Former Team India captain Sourav Ganguly, who will take over as the country's top cricketing body soon, today complimented economist Abhijit Banerjee over his achievement of winning the Nobel Prize for Economics for his work in the field of poverty alleviation.
"His is the bigger achievement, and I congratulate him. I have never met him, but I was reading about his achievements in the flight, and I can see that he is a special person.
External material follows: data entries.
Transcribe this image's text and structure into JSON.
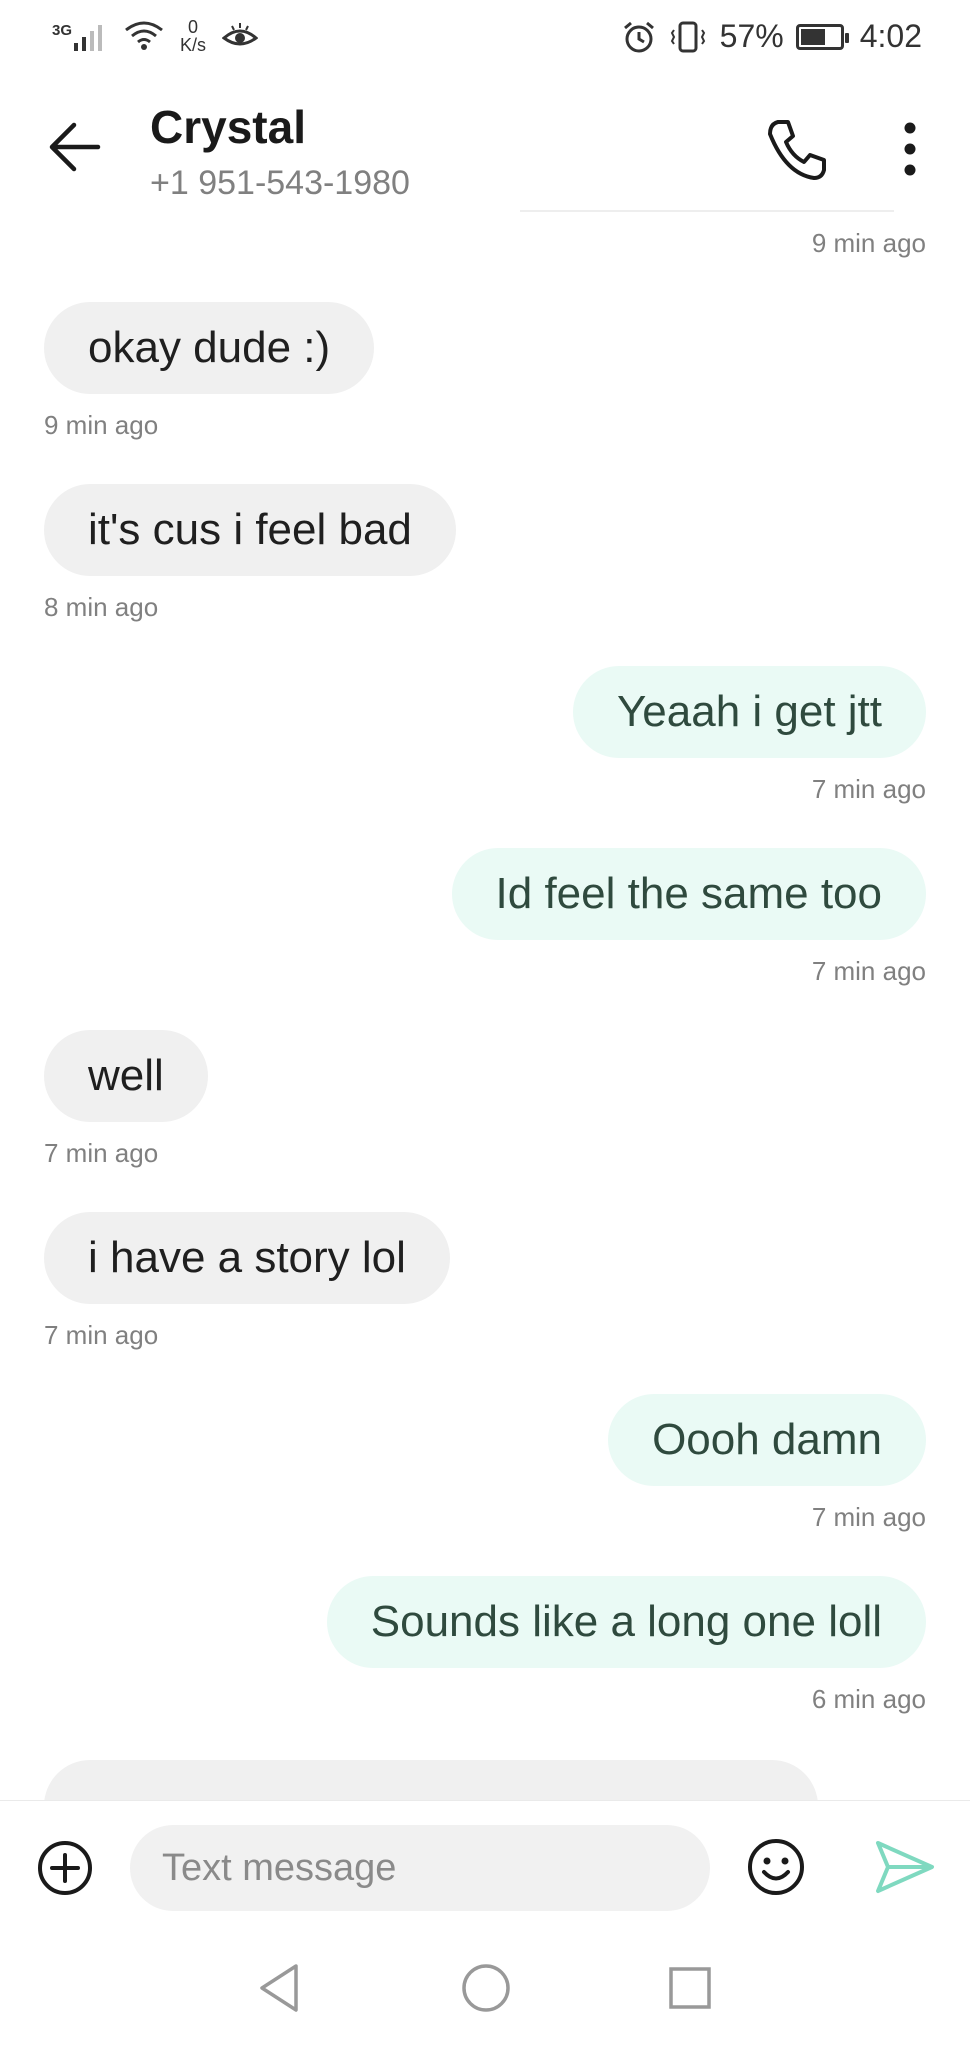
{
  "status_bar": {
    "network_type": "3G",
    "speed_value": "0",
    "speed_unit": "K/s",
    "battery_percent": "57%",
    "battery_level": 0.57,
    "time": "4:02"
  },
  "header": {
    "contact_name": "Crystal",
    "contact_number": "+1 951-543-1980"
  },
  "conversation": {
    "top_timestamp": "9 min ago",
    "messages": [
      {
        "direction": "in",
        "text": "okay dude :)",
        "time": "9 min ago"
      },
      {
        "direction": "in",
        "text": "it's cus i feel bad",
        "time": "8 min ago"
      },
      {
        "direction": "out",
        "text": "Yeaah i get jtt",
        "time": "7 min ago"
      },
      {
        "direction": "out",
        "text": "Id feel the same too",
        "time": "7 min ago"
      },
      {
        "direction": "in",
        "text": "well",
        "time": "7 min ago"
      },
      {
        "direction": "in",
        "text": "i have a story lol",
        "time": "7 min ago"
      },
      {
        "direction": "out",
        "text": "Oooh damn",
        "time": "7 min ago"
      },
      {
        "direction": "out",
        "text": "Sounds like a long one loll",
        "time": "6 min ago"
      }
    ]
  },
  "composer": {
    "placeholder": "Text message"
  },
  "icons": {
    "back": "arrow-left-icon",
    "call": "phone-icon",
    "more": "more-vertical-icon",
    "add": "plus-circle-icon",
    "emoji": "smiley-icon",
    "send": "send-icon"
  },
  "colors": {
    "incoming_bubble": "#f0f0f0",
    "outgoing_bubble": "#eafaf5",
    "outgoing_text": "#2f4a3e",
    "send_accent": "#7fd9c0"
  }
}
It's a terrific achievement," the future Board of Control for Cricket in India (BCCI) president said upon his arrival at the Kolkata airport, adding that he hopes to meet the Nobel laureate soon.
Mr Banerjee, his wife Esther Duflo -- both working at the Massachusetts Institute of Technology (MIT) -- and Harvard University professor Michael Kremer jointly won the 2019 Nobel Economics Prize on Monday "for their experimental approach to alleviating global poverty".
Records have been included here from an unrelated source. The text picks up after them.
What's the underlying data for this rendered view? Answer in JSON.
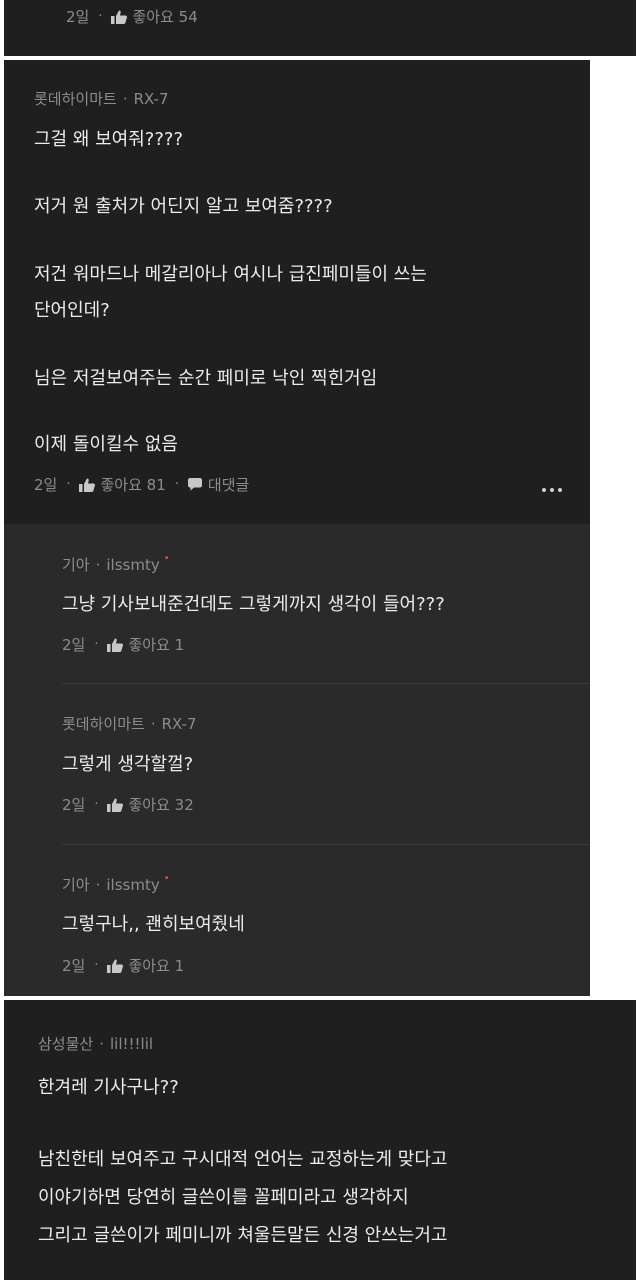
{
  "icons": {
    "like": "thumbs-up-icon",
    "reply": "speech-bubble-icon",
    "more": "more-dots-icon"
  },
  "colors": {
    "background": "#1f1f1f",
    "reply_background": "#2a2a2a",
    "meta_text": "#8c8c8c",
    "new_dot": "#e74c3c"
  },
  "top_comment": {
    "age": "2일",
    "likes_label": "좋아요 54"
  },
  "comment_main": {
    "author_store": "롯데하이마트",
    "author_id": "RX-7",
    "lines": [
      "그걸 왜 보여줘????",
      "저거  원 출처가  어딘지  알고 보여줌????",
      "저건 워마드나  메갈리아나 여시나  급진페미들이 쓰는",
      "단어인데?",
      "님은 저걸보여주는 순간  페미로 낙인 찍힌거임",
      "이제 돌이킬수 없음"
    ],
    "age": "2일",
    "likes_label": "좋아요 81",
    "reply_label": "대댓글"
  },
  "replies": [
    {
      "author_store": "기아",
      "author_id": "ilssmty",
      "new": "•",
      "text": "그냥 기사보내준건데도 그렇게까지 생각이 들어???",
      "age": "2일",
      "likes_label": "좋아요 1"
    },
    {
      "author_store": "롯데하이마트",
      "author_id": "RX-7",
      "text": "그렇게 생각할껄?",
      "age": "2일",
      "likes_label": "좋아요 32"
    },
    {
      "author_store": "기아",
      "author_id": "ilssmty",
      "new": "•",
      "text": "그렇구나,, 괜히보여줬네",
      "age": "2일",
      "likes_label": "좋아요 1"
    }
  ],
  "comment_bottom": {
    "author_store": "삼성물산",
    "author_id": "lil!!!lil",
    "lines": [
      "한겨레 기사구나??",
      "남친한테 보여주고 구시대적 언어는 교정하는게 맞다고",
      "이야기하면 당연히 글쓴이를 꼴페미라고 생각하지",
      "그리고 글쓴이가 페미니까 쳐울든말든 신경 안쓰는거고"
    ]
  }
}
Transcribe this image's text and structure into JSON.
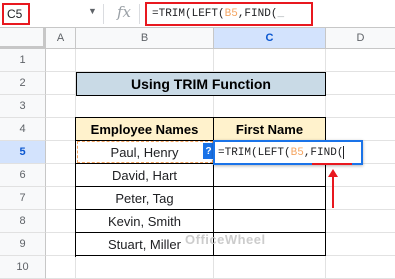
{
  "formula_bar": {
    "cell_ref": "C5",
    "name_arrow": "▼",
    "fx": "fx",
    "formula_prefix": "=TRIM(LEFT(",
    "formula_ref": "B5",
    "formula_suffix": ",FIND(",
    "cursor_mark": "_"
  },
  "columns": [
    "A",
    "B",
    "C",
    "D"
  ],
  "selected_column": "C",
  "rows": [
    "1",
    "2",
    "3",
    "4",
    "5",
    "6",
    "7",
    "8",
    "9",
    "10"
  ],
  "selected_row": "5",
  "sheet": {
    "title": "Using TRIM Function",
    "headers": {
      "names": "Employee Names",
      "first": "First Name"
    },
    "employees": [
      "Paul, Henry",
      "David, Hart",
      "Peter, Tag",
      "Kevin, Smith",
      "Stuart, Miller"
    ]
  },
  "editor": {
    "help_icon": "?",
    "prefix": "=TRIM(LEFT(",
    "ref": "B5",
    "suffix": ",FIND("
  },
  "watermark": "OfficeWheel",
  "colors": {
    "highlight": "#e8181f",
    "title_fill": "#c9dae6",
    "header_fill": "#fff2cc",
    "ref_orange": "#f4a460"
  }
}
Sourav Ganguly went on to say that one of his main tasks after taking over a "young" BCCI would be to identify world-class cricketers and build the cricket team from the bottom up. "I will work to the best of what I know. I have got a very young team with Jay Shah, Arun Dhumal and Jayesh George," he told mediapersons. "Jay and I are the most experienced administrators of the lot, and I am 46 while he is just 31."
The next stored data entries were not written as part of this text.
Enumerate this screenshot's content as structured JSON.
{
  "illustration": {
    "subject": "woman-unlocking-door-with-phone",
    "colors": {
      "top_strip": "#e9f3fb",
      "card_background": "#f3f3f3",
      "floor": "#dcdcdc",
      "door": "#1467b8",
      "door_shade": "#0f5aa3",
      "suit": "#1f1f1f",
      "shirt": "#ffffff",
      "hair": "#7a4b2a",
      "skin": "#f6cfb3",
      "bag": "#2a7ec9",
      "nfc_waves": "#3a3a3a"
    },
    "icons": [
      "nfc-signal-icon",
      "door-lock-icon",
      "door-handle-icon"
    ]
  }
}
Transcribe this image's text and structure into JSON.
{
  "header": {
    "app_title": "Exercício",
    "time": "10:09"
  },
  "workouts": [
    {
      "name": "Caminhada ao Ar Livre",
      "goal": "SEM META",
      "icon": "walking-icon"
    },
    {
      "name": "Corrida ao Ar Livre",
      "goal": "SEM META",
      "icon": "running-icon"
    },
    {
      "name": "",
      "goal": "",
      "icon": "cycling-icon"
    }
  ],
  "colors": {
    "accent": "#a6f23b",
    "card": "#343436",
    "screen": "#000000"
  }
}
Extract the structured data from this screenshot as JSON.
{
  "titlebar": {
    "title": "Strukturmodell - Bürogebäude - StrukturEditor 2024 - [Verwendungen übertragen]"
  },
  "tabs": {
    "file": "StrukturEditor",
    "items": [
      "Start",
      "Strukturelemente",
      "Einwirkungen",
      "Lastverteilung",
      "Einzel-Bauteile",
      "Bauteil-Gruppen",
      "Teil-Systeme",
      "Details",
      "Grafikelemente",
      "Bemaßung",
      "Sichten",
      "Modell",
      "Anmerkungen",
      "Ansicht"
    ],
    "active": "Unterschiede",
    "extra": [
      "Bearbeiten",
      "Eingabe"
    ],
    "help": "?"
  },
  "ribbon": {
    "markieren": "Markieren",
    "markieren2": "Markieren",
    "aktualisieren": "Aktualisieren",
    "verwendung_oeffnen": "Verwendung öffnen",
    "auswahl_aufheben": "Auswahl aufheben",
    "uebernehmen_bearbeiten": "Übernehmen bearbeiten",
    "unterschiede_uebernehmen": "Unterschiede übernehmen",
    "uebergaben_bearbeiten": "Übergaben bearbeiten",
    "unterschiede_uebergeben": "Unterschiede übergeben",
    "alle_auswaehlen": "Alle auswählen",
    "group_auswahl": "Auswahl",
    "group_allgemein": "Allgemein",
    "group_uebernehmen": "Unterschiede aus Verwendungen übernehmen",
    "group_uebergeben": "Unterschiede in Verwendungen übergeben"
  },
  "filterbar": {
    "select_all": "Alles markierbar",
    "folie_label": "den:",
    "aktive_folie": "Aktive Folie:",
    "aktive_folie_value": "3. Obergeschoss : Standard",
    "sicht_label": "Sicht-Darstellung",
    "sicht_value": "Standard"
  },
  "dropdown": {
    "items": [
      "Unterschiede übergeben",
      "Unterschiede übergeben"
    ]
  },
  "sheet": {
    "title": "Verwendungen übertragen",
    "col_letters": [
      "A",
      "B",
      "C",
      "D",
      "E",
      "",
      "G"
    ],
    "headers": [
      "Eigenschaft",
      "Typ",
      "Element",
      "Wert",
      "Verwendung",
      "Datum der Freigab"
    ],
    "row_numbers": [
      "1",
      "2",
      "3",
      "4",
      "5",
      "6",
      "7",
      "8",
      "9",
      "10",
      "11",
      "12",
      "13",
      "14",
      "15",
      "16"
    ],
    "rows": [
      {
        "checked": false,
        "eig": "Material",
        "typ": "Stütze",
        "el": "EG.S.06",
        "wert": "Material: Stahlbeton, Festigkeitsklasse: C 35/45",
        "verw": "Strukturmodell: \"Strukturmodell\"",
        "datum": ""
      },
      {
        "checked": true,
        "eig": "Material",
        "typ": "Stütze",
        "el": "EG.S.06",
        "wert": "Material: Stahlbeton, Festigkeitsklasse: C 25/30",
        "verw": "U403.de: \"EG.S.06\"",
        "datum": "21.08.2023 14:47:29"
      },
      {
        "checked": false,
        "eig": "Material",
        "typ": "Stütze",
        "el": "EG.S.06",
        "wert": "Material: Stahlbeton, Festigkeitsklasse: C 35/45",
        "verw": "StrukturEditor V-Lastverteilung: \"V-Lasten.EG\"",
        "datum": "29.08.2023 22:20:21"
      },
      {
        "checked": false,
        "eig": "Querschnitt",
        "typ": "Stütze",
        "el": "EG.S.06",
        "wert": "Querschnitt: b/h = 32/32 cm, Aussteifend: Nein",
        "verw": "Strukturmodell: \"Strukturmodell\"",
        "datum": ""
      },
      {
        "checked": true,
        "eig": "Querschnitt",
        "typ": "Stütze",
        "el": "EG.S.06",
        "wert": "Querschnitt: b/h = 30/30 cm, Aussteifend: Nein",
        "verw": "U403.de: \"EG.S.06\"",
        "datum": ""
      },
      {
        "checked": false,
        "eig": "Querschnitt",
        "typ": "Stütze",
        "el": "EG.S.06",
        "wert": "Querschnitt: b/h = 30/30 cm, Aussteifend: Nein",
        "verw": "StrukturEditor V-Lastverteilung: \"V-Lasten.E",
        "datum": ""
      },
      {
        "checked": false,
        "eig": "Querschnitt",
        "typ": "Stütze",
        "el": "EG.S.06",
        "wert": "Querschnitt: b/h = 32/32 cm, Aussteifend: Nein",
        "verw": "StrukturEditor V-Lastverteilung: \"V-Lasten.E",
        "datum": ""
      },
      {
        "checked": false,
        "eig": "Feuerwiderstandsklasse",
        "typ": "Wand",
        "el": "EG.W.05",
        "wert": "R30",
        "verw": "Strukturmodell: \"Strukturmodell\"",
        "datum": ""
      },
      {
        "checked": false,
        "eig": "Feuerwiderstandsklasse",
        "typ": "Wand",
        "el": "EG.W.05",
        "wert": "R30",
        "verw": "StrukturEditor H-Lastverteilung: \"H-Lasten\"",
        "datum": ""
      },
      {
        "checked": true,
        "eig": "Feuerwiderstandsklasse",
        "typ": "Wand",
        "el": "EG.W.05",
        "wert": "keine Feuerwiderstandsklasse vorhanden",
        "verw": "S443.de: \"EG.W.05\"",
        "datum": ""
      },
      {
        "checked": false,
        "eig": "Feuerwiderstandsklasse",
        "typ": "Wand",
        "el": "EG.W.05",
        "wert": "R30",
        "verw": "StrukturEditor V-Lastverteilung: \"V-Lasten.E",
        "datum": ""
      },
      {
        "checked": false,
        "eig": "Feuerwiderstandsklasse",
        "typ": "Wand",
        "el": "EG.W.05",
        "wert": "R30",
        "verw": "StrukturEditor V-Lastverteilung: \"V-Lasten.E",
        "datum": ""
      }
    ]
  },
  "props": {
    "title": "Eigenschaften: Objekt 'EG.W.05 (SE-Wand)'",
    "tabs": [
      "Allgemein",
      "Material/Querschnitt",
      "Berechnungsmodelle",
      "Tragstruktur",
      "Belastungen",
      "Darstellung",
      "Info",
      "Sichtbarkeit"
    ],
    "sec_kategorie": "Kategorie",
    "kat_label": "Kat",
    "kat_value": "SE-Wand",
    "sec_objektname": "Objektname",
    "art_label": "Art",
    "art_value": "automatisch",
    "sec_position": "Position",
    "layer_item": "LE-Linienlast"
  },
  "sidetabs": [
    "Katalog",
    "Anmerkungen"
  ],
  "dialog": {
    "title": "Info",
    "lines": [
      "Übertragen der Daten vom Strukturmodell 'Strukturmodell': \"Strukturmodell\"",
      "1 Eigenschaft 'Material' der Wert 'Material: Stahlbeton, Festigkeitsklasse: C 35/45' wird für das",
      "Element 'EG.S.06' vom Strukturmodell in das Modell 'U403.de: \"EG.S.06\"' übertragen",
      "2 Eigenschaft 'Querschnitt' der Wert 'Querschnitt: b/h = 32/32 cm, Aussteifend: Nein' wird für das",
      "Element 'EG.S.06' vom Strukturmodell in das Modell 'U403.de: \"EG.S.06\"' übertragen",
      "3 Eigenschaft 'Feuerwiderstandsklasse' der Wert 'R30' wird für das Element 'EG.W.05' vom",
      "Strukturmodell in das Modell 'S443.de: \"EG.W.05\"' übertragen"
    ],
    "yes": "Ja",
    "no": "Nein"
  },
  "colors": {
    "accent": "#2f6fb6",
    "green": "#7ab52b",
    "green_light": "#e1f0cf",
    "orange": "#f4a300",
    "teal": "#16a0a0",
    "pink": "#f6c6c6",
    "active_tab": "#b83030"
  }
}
Jay is Union Home Minister Amit Shah's son, while Arun Dhumal is the brother of Minister of State for Finance and Corporate Affairs Anurag Thakur. The two will occupy the posts of BCCI secretary and treasurer respectively.
Although the BCCI elections are scheduled to be held on October 23, Sourav Ganguly is set to benefit from a walkover in the absence of a competitor. "What makes me happy is that I get an opportunity when it's a tough situation. It gives me tremendous amount of confidence and makes me feel that they have faith in me and my abilities," he said.
The former cricketer went on to specify how he aims to transform the Indian team under his leadership. "My biggest priority, as I have been harping on for over three years, is the need to find first-class cricketers. We will change their lives, and that's very important. They are the base of Indian cricket, but we only look at the top. We have to look at the bottom and change it," he said.